Соотношения неопределенностей подчеркивают принципиальное отличие описания состояния систем в классической и в квантовой теории и необходимость статистического, т.е. вероятностного описания в последней. Появление идеи дополнительности ознаменовало качественно новый шаг в теории познания.
После возвращения в Германию
Осенью 1927 г. Гейзенберг получил приглашение стать профессором теоретической физики в Лейпцигском университете. Он проработал там до 1941 г. Его работы по квантовой теории приобрели мировую известность, его многократно приглашали для чтения лекций во многие страны. Многочисленные поездки не снизили, однако, его научной активности. В 1929 г. Гейзенберг совместно с Дираком выдвинул идею специфически-квантового обменного взаимодействия, опубликовал важные работы по квантовой теории ферромагнетизма, основанной на обменном взаимодействии электронов (одновременно и независимо близкие идеи развивал и Я. И. Френкель в СССР). В следующем году Гейзенберг обратился к рассмотрению общей схемы квантования полей, в том числе и электромагнитного поля. После появления релятивистской теории электронов Дирака Гейзенберг занимался развитием теории дырок, в частности, рассматривал эффект поляризации электронно-позитронного вакуума и его возможные экспериментальные проявления.

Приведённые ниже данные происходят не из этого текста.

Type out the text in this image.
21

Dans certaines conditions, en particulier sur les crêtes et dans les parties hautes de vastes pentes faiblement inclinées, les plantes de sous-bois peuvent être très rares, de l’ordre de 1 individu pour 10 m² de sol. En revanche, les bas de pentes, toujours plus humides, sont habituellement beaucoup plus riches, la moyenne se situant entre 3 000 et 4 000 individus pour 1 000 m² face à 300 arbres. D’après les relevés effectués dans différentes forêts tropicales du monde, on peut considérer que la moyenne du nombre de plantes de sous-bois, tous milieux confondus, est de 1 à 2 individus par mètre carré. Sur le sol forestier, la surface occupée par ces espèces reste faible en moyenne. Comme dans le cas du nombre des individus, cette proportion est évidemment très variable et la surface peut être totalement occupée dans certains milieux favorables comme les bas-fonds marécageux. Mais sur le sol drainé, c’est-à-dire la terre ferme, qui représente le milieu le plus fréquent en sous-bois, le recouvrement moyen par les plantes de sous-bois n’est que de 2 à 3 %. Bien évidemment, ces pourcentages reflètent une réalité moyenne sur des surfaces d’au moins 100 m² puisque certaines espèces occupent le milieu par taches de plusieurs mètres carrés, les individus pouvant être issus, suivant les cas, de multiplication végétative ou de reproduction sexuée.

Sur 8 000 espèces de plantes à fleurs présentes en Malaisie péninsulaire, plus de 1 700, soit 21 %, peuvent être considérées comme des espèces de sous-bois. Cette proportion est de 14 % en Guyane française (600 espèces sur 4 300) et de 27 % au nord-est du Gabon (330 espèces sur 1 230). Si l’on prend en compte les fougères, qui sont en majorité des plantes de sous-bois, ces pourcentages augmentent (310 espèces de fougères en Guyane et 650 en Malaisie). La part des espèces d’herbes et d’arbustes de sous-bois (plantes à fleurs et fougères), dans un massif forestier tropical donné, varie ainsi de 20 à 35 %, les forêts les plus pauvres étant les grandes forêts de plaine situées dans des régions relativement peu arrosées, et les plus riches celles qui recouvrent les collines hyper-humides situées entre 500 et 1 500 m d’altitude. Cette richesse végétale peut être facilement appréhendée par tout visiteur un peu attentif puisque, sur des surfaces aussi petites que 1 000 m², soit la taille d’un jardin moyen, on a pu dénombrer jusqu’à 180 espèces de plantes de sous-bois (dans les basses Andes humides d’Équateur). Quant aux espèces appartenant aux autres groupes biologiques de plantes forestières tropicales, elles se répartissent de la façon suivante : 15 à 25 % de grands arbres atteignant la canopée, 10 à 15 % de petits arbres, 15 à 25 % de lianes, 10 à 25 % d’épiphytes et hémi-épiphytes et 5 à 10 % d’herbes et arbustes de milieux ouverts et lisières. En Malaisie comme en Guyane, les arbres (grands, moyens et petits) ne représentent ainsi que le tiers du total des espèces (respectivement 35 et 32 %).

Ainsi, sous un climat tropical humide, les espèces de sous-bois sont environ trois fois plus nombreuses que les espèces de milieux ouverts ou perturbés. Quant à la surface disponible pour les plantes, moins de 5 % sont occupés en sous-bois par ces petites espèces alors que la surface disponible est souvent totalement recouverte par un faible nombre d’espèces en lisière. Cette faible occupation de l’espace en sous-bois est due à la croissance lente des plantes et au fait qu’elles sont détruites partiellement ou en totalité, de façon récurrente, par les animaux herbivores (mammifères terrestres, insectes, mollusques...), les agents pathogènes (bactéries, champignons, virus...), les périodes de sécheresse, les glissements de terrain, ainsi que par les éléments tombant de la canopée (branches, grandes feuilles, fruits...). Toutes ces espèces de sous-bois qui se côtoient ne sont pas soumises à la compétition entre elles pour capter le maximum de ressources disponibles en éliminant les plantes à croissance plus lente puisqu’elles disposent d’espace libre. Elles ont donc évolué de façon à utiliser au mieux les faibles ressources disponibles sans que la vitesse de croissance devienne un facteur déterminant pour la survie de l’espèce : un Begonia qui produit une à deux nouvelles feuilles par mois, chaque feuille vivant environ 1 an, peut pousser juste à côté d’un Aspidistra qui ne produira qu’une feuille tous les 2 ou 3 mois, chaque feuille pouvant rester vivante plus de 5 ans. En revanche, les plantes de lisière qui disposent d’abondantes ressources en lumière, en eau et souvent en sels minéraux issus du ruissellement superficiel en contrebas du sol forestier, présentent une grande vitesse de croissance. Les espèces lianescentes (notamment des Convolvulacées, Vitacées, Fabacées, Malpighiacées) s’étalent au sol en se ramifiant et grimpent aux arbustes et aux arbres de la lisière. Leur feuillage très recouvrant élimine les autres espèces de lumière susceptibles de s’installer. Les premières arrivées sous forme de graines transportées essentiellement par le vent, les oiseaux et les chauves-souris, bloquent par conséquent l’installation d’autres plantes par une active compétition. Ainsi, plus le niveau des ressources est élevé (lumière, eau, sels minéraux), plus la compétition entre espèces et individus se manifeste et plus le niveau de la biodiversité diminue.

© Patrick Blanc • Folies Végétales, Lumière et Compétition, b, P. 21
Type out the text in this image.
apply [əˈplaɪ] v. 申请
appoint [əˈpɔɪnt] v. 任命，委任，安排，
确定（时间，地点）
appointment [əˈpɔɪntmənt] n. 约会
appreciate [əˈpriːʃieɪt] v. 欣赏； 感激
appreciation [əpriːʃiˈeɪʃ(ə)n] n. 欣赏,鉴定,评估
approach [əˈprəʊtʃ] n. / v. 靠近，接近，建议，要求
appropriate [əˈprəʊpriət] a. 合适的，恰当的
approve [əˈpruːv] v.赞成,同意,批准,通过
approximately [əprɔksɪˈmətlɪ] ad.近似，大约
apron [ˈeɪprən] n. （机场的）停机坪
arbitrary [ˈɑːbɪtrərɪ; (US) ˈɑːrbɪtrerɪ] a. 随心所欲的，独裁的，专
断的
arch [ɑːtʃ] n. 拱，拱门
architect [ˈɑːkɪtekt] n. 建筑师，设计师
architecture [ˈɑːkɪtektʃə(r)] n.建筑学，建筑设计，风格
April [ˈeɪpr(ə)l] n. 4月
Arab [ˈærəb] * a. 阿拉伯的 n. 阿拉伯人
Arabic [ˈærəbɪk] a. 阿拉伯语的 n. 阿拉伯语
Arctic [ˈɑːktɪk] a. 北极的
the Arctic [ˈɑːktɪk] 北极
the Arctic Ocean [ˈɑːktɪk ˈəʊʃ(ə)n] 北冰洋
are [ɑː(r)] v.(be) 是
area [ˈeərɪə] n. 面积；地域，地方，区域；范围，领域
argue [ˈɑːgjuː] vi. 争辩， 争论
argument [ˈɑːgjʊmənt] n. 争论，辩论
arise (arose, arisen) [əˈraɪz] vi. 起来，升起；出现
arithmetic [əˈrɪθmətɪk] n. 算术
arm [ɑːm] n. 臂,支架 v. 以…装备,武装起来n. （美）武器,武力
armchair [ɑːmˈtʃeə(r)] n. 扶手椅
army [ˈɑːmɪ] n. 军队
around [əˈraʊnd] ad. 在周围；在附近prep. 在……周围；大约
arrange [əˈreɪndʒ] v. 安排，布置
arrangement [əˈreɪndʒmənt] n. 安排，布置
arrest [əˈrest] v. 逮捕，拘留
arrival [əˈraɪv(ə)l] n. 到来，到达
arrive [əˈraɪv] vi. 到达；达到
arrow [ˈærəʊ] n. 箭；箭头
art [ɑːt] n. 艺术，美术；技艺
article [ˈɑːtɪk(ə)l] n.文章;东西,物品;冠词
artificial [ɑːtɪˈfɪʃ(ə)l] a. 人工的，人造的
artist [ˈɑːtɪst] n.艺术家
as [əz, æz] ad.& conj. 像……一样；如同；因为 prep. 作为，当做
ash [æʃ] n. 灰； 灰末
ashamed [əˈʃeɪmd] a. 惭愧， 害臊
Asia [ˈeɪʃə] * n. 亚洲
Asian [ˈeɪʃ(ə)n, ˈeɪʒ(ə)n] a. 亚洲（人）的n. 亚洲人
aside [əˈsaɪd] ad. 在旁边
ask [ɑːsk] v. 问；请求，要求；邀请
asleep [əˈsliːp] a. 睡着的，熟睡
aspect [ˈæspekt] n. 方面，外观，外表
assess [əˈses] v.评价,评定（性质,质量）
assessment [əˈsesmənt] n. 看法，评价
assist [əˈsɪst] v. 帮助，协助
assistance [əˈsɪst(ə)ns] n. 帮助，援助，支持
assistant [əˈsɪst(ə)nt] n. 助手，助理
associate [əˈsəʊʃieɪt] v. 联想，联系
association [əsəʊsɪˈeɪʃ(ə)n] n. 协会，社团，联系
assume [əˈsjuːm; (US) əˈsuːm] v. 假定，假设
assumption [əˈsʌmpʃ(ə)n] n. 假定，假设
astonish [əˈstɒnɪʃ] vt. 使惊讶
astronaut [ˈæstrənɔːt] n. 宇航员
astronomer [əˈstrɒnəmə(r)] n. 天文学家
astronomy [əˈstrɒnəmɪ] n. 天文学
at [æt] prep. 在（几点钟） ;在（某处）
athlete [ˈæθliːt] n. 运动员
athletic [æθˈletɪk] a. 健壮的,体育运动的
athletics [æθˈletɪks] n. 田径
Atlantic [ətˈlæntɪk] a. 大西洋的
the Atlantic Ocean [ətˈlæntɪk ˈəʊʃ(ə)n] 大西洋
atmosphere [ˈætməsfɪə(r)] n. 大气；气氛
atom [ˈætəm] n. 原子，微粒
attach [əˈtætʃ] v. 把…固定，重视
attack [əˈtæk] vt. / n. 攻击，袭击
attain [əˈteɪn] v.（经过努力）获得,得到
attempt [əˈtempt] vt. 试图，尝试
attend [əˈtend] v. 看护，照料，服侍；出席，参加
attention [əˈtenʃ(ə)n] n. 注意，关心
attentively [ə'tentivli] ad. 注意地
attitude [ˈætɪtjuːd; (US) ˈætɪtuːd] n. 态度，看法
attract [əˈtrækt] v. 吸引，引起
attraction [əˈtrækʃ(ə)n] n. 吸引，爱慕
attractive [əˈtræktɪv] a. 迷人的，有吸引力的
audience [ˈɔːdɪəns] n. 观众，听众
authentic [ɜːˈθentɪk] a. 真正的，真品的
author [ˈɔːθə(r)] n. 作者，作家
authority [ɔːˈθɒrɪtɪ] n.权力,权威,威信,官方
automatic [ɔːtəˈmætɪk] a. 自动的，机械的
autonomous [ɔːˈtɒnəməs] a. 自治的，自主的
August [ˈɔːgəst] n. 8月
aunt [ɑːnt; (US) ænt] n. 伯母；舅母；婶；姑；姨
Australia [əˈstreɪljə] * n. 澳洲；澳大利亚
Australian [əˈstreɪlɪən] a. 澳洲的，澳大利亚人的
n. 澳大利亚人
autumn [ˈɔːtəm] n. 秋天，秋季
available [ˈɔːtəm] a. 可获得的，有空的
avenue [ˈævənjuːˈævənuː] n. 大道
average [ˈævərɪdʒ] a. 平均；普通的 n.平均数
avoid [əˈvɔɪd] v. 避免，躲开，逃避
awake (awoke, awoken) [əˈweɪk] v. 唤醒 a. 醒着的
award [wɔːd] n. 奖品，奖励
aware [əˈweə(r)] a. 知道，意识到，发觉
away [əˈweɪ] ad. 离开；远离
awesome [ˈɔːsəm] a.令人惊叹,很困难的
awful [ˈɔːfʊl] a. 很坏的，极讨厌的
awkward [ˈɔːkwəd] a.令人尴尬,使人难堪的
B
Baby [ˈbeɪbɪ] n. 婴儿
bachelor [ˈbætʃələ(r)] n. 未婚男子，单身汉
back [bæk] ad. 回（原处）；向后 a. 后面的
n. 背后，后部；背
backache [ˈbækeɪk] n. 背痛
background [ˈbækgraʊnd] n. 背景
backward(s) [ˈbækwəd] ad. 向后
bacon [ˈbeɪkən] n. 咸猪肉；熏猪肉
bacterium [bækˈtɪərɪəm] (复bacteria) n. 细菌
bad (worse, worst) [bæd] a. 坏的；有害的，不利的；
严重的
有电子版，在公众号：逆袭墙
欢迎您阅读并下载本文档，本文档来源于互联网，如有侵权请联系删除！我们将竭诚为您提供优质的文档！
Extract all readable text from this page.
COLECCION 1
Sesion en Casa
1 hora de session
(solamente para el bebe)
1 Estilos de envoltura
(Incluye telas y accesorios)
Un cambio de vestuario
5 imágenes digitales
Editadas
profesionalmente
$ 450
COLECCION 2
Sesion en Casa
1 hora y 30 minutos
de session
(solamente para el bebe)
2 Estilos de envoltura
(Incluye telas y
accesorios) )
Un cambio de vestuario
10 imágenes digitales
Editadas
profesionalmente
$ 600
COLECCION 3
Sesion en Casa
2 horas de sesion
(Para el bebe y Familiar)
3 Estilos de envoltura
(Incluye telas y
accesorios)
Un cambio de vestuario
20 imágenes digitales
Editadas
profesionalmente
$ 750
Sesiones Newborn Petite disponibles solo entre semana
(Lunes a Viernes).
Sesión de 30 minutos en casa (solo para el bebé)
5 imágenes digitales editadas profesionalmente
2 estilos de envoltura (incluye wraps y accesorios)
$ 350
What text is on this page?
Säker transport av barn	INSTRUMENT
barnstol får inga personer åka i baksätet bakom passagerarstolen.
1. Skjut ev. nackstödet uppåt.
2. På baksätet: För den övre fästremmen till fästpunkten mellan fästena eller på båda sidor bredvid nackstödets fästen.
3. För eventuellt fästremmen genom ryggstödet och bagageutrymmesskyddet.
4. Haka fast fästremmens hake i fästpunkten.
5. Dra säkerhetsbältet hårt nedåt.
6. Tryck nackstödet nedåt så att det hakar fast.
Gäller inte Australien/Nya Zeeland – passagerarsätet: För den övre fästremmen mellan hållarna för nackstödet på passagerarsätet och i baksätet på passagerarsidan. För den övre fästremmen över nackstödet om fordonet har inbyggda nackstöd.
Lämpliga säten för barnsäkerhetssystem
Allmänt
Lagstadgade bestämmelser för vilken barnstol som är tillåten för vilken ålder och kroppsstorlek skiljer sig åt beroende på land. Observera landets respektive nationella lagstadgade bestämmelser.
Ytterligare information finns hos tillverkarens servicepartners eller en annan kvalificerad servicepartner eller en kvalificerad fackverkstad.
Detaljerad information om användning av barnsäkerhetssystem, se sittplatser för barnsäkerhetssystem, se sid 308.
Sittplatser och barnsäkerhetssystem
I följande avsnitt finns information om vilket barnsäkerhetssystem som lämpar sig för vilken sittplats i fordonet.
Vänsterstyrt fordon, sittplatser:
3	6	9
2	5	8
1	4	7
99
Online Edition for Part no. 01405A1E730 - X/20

К 1932 г. относятся важные работы Гейзенберга в новой для него области — физике атомного ядра. Вопрос о том, из чего состоят ядра атомов, к тому времени приобрел особую остроту: первоначальная идея об электронно-протонном их составе была окончательно отвергнута именно благодаря соотношению неопределенностей Гейзенберга: размеры ядра (а значит, и разброс координат электрона, если он в нем находится) так малы, что квантовый разброс импульсов (и энергий, соответственно) должен быть настолько велик, что удержаться внутри ядра было бы для электрона невозможно. Поэтому, когда Джеймс Чедвик в 1930 г. открыл частицу, масса которой лишь немногим меньше массы протона, а электрический заряд отсутствует, почти одновременно, по крайней мере, в двух местах -— Гейзенберг в Германии и Д. Д. Иваненко в СССР выдвинули в 1932 г. протонно-нейтронную модель ядра. Гейзенберг ввел также понятие изотопического спина и идею о насыщении ядерных сил.
Позже Гейзенберг (с 1941 по 1945 гг.) был назначен директором института физики кайзера Вильгельма и профессором Берлинского университета.
В эти годы Гейзенберг возвращается к ядерной физике. Над немецким ядерным проектом он работал вместе с Отто Ганном.
После разгрома гитлеровской Германии он в 1946-1958 гг. являлся директором физического института и профессором университета в Геттингене, а после 1958 г. — директором института физики и астрофизики и профессором университета в Мюнхене. На эти годы приходятся его активные поиски универсального единого описания всех видов материи. Это была грандиозная программа, хотя и нельзя признать, что Гейзенбергу удалось ее реализовать. С юных лет проникнутый идеями античной философии, особенно идеями Платона, Гейзенберг пытался найти такое всеохватывающее уравнение, которое бы относилось к «праматерии», частными проявлениями которой и являются, по мысли Гейзенберга, все наблюдаемые частицы.
Одну из центральных ролей играли (опять-таки как отражение идей Платона) соображения симметрии, как они понимаются в математике. Отмеченная многочисленными национальными и международными наградами, деятельность Гейзенберга не ограничивалась одной лишь теоретической физикой, одним из крупнейших представителей которой он был. Его перу принадлежат и труды по философии, которой он всегда уделял большое внимание.